I am craning my neck to catch every angle as the time in Wonderland is coming to a close. Time feels precious, even though I’ll be in Montana again and Bob has extended a generous invitation.
Then a white wolf (not the same but an example) crests near the top of the ridge near/past Blacktail, maybe before the Gardiner River? Beautiful!! She sits. I bark out “White Wolf! White Wolf! Stop the car!” We back up the car and she trots roughly 50’ east at the base of a rock formation at the top of the ridge, then she rounds up and away.

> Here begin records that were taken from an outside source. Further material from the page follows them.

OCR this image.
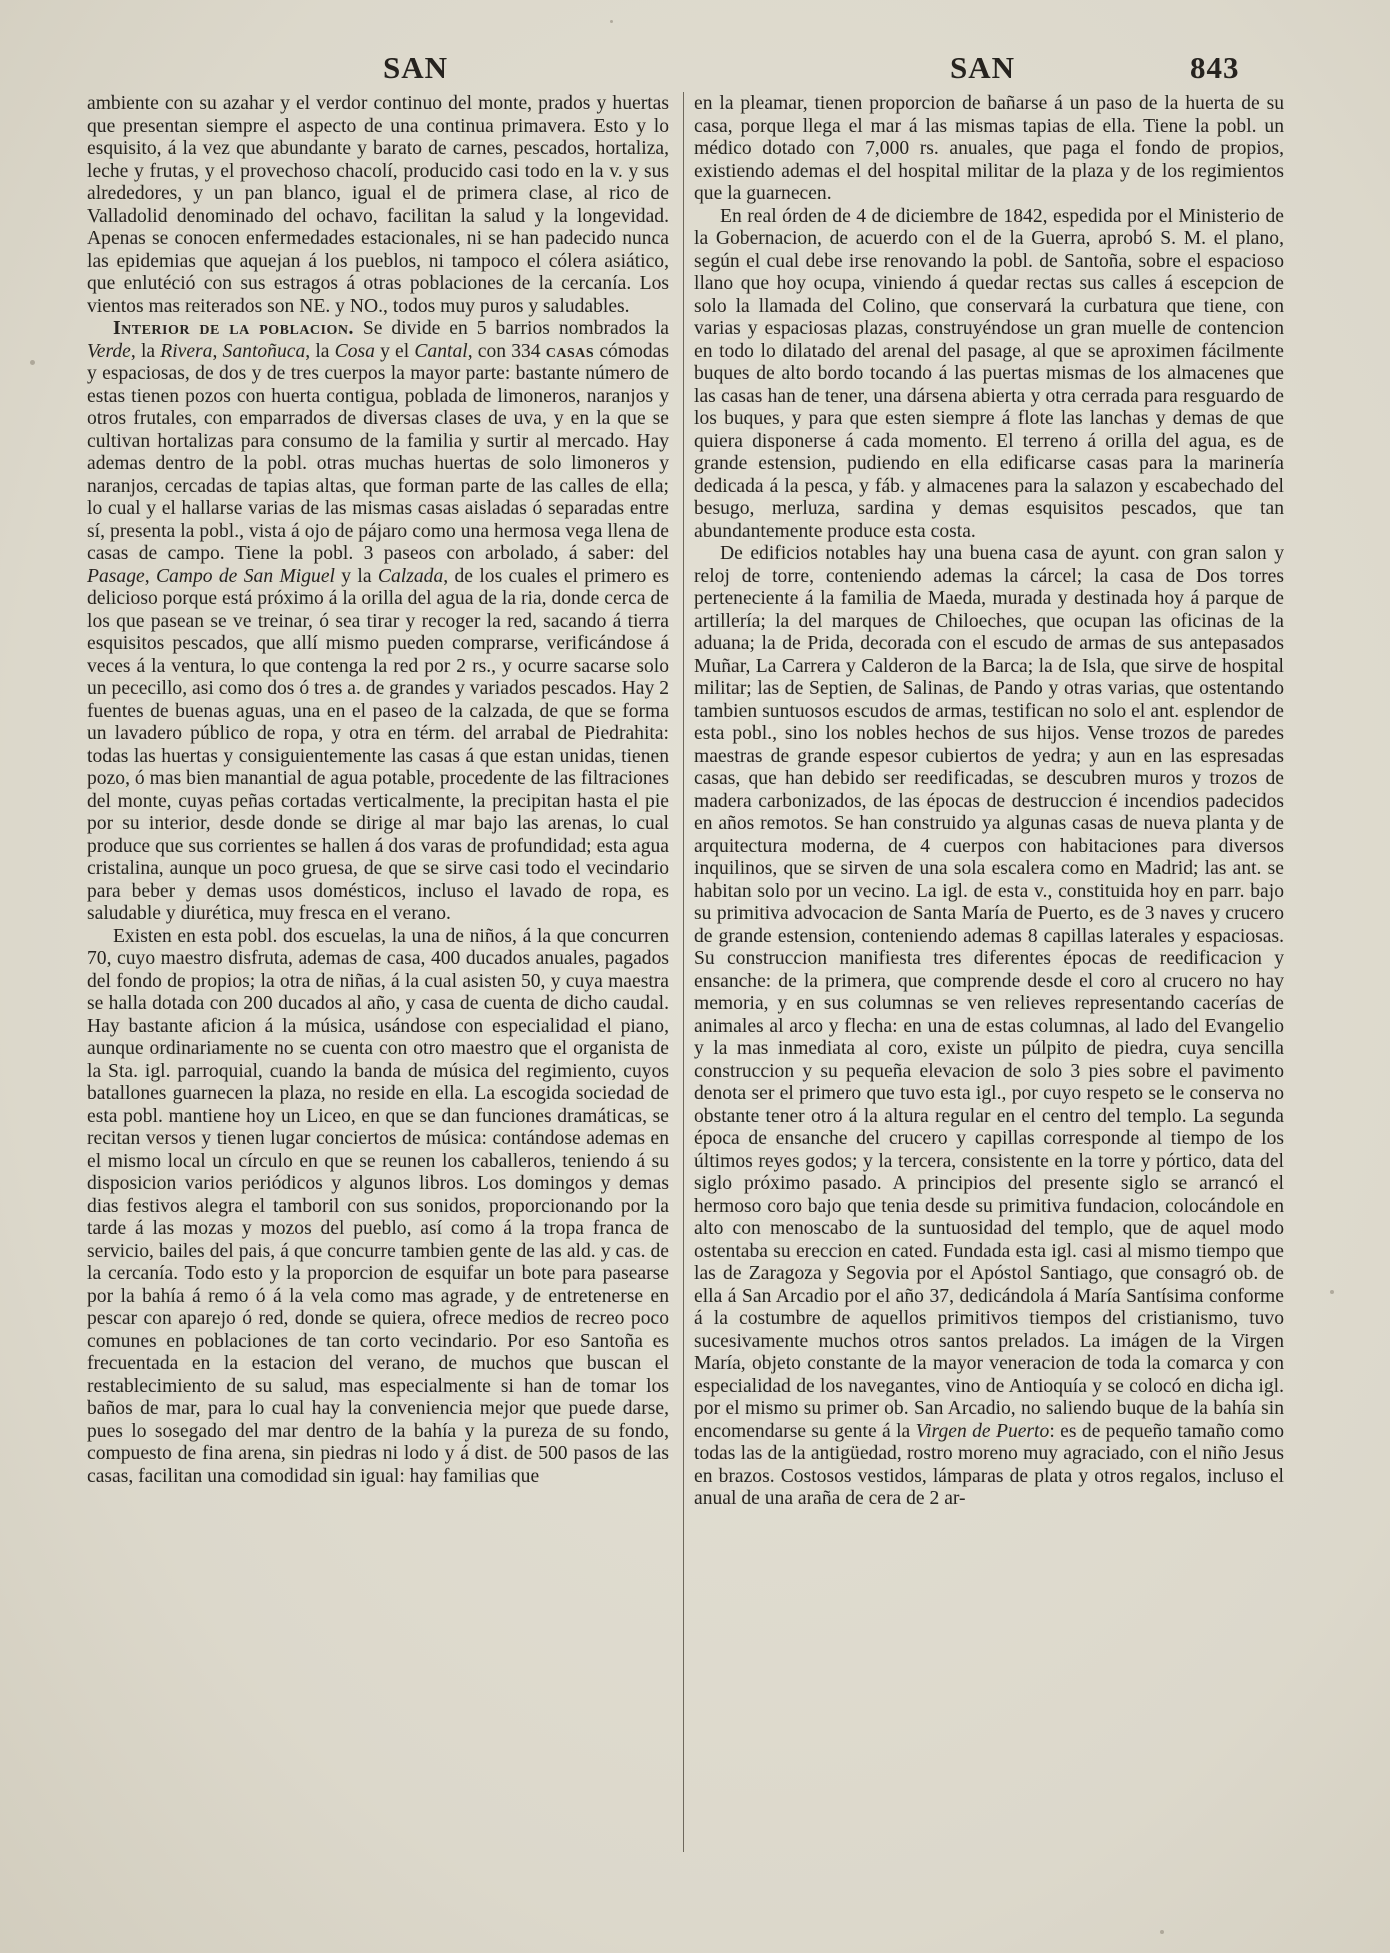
SAN	SAN	843

ambiente con su azahar y el verdor continuo del monte, prados y huertas que presentan siempre el aspecto de una continua primavera. Esto y lo esquisito, á la vez que abundante y barato de carnes, pescados, hortaliza, leche y frutas, y el provechoso chacolí, producido casi todo en la v. y sus alrededores, y un pan blanco, igual el de primera clase, al rico de Valladolid denominado del ochavo, facilitan la salud y la longevidad. Apenas se conocen enfermedades estacionales, ni se han padecido nunca las epidemias que aquejan á los pueblos, ni tampoco el cólera asiático, que enlutéció con sus estragos á otras poblaciones de la cercanía. Los vientos mas reiterados son NE. y NO., todos muy puros y saludables.

Interior de la poblacion. Se divide en 5 barrios nombrados la Verde, la Rivera, Santoñuca, la Cosa y el Cantal, con 334 casas cómodas y espaciosas, de dos y de tres cuerpos la mayor parte: bastante número de estas tienen pozos con huerta contigua, poblada de limoneros, naranjos y otros frutales, con emparrados de diversas clases de uva, y en la que se cultivan hortalizas para consumo de la familia y surtir al mercado. Hay ademas dentro de la pobl. otras muchas huertas de solo limoneros y naranjos, cercadas de tapias altas, que forman parte de las calles de ella; lo cual y el hallarse varias de las mismas casas aisladas ó separadas entre sí, presenta la pobl., vista á ojo de pájaro como una hermosa vega llena de casas de campo. Tiene la pobl. 3 paseos con arbolado, á saber: del Pasage, Campo de San Miguel y la Calzada, de los cuales el primero es delicioso porque está próximo á la orilla del agua de la ria, donde cerca de los que pasean se ve treinar, ó sea tirar y recoger la red, sacando á tierra esquisitos pescados, que allí mismo pueden comprarse, verificándose á veces á la ventura, lo que contenga la red por 2 rs., y ocurre sacarse solo un pececillo, asi como dos ó tres a. de grandes y variados pescados. Hay 2 fuentes de buenas aguas, una en el paseo de la calzada, de que se forma un lavadero público de ropa, y otra en térm. del arrabal de Piedrahita: todas las huertas y consiguientemente las casas á que estan unidas, tienen pozo, ó mas bien manantial de agua potable, procedente de las filtraciones del monte, cuyas peñas cortadas verticalmente, la precipitan hasta el pie por su interior, desde donde se dirige al mar bajo las arenas, lo cual produce que sus corrientes se hallen á dos varas de profundidad; esta agua cristalina, aunque un poco gruesa, de que se sirve casi todo el vecindario para beber y demas usos domésticos, incluso el lavado de ropa, es saludable y diurética, muy fresca en el verano.

Existen en esta pobl. dos escuelas, la una de niños, á la que concurren 70, cuyo maestro disfruta, ademas de casa, 400 ducados anuales, pagados del fondo de propios; la otra de niñas, á la cual asisten 50, y cuya maestra se halla dotada con 200 ducados al año, y casa de cuenta de dicho caudal. Hay bastante aficion á la música, usándose con especialidad el piano, aunque ordinariamente no se cuenta con otro maestro que el organista de la Sta. igl. parroquial, cuando la banda de música del regimiento, cuyos batallones guarnecen la plaza, no reside en ella. La escogida sociedad de esta pobl. mantiene hoy un Liceo, en que se dan funciones dramáticas, se recitan versos y tienen lugar conciertos de música: contándose ademas en el mismo local un círculo en que se reunen los caballeros, teniendo á su disposicion varios periódicos y algunos libros. Los domingos y demas dias festivos alegra el tamboril con sus sonidos, proporcionando por la tarde á las mozas y mozos del pueblo, así como á la tropa franca de servicio, bailes del pais, á que concurre tambien gente de las ald. y cas. de la cercanía. Todo esto y la proporcion de esquifar un bote para pasearse por la bahía á remo ó á la vela como mas agrade, y de entretenerse en pescar con aparejo ó red, donde se quiera, ofrece medios de recreo poco comunes en poblaciones de tan corto vecindario. Por eso Santoña es frecuentada en la estacion del verano, de muchos que buscan el restablecimiento de su salud, mas especialmente si han de tomar los baños de mar, para lo cual hay la conveniencia mejor que puede darse, pues lo sosegado del mar dentro de la bahía y la pureza de su fondo, compuesto de fina arena, sin piedras ni lodo y á dist. de 500 pasos de las casas, facilitan una comodidad sin igual: hay familias que

en la pleamar, tienen proporcion de bañarse á un paso de la huerta de su casa, porque llega el mar á las mismas tapias de ella. Tiene la pobl. un médico dotado con 7,000 rs. anuales, que paga el fondo de propios, existiendo ademas el del hospital militar de la plaza y de los regimientos que la guarnecen.

En real órden de 4 de diciembre de 1842, espedida por el Ministerio de la Gobernacion, de acuerdo con el de la Guerra, aprobó S. M. el plano, según el cual debe irse renovando la pobl. de Santoña, sobre el espacioso llano que hoy ocupa, viniendo á quedar rectas sus calles á escepcion de solo la llamada del Colino, que conservará la curbatura que tiene, con varias y espaciosas plazas, construyéndose un gran muelle de contencion en todo lo dilatado del arenal del pasage, al que se aproximen fácilmente buques de alto bordo tocando á las puertas mismas de los almacenes que las casas han de tener, una dársena abierta y otra cerrada para resguardo de los buques, y para que esten siempre á flote las lanchas y demas de que quiera disponerse á cada momento. El terreno á orilla del agua, es de grande estension, pudiendo en ella edificarse casas para la marinería dedicada á la pesca, y fáb. y almacenes para la salazon y escabechado del besugo, merluza, sardina y demas esquisitos pescados, que tan abundantemente produce esta costa.

De edificios notables hay una buena casa de ayunt. con gran salon y reloj de torre, conteniendo ademas la cárcel; la casa de Dos torres perteneciente á la familia de Maeda, murada y destinada hoy á parque de artillería; la del marques de Chiloeches, que ocupan las oficinas de la aduana; la de Prida, decorada con el escudo de armas de sus antepasados Muñar, La Carrera y Calderon de la Barca; la de Isla, que sirve de hospital militar; las de Septien, de Salinas, de Pando y otras varias, que ostentando tambien suntuosos escudos de armas, testifican no solo el ant. esplendor de esta pobl., sino los nobles hechos de sus hijos. Vense trozos de paredes maestras de grande espesor cubiertos de yedra; y aun en las espresadas casas, que han debido ser reedificadas, se descubren muros y trozos de madera carbonizados, de las épocas de destruccion é incendios padecidos en años remotos. Se han construido ya algunas casas de nueva planta y de arquitectura moderna, de 4 cuerpos con habitaciones para diversos inquilinos, que se sirven de una sola escalera como en Madrid; las ant. se habitan solo por un vecino. La igl. de esta v., constituida hoy en parr. bajo su primitiva advocacion de Santa María de Puerto, es de 3 naves y crucero de grande estension, conteniendo ademas 8 capillas laterales y espaciosas. Su construccion manifiesta tres diferentes épocas de reedificacion y ensanche: de la primera, que comprende desde el coro al crucero no hay memoria, y en sus columnas se ven relieves representando cacerías de animales al arco y flecha: en una de estas columnas, al lado del Evangelio y la mas inmediata al coro, existe un púlpito de piedra, cuya sencilla construccion y su pequeña elevacion de solo 3 pies sobre el pavimento denota ser el primero que tuvo esta igl., por cuyo respeto se le conserva no obstante tener otro á la altura regular en el centro del templo. La segunda época de ensanche del crucero y capillas corresponde al tiempo de los últimos reyes godos; y la tercera, consistente en la torre y pórtico, data del siglo próximo pasado. A principios del presente siglo se arrancó el hermoso coro bajo que tenia desde su primitiva fundacion, colocándole en alto con menoscabo de la suntuosidad del templo, que de aquel modo ostentaba su ereccion en cated. Fundada esta igl. casi al mismo tiempo que las de Zaragoza y Segovia por el Apóstol Santiago, que consagró ob. de ella á San Arcadio por el año 37, dedicándola á María Santísima conforme á la costumbre de aquellos primitivos tiempos del cristianismo, tuvo sucesivamente muchos otros santos prelados. La imágen de la Virgen María, objeto constante de la mayor veneracion de toda la comarca y con especialidad de los navegantes, vino de Antioquía y se colocó en dicha igl. por el mismo su primer ob. San Arcadio, no saliendo buque de la bahía sin encomendarse su gente á la Virgen de Puerto: es de pequeño tamaño como todas las de la antigüedad, rostro moreno muy agraciado, con el niño Jesus en brazos. Costosos vestidos, lámparas de plata y otros regalos, incluso el anual de una araña de cera de 2 ar-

THAT WAS SO STINKING COOL!!!
So! About all these wonderfully colored wolves. The Eastern Gray Wolf is only gray – that would be Minnesota and further east. But about 10,000 years ago, the Western gray wolf had a back-breeding with wild dogs strayed from the Tribes, and black and white fur was reintroduced. So Yellowstone has had three introductions — two Canadian in the mid-90s (with one white one, 39F, from British Columbia) and the third of some Northwestern Montana one year after. Now about 5% of the YNP wolf population is white. A few of the females are really big white wolves; they are born a light grey and then fade to near white as they age. (You can also see how famous Wolf 21, jet-black, aged to gray as he entered his senior years.) There are about 100 wolves in YNP so about 5 have the possibility of aging to mostly white.
(Another white alpha-female suffered severe wounds in a poaching crime committed inside the park in 2017. She and her in utero five pups had to be euthanized. She was 12 years old and had had 20 offspring.)
So a white wolf is a rare occurrence, and rarer to see one. One site indicates there is only one white wolf in Yellowstone at the moment, the alpha-female of the Wapiti Lake pack – now venturing further north, as Bob mentioned.
A poem is coming out of this white wolf experience because narrative will never capture what it felt like to see her!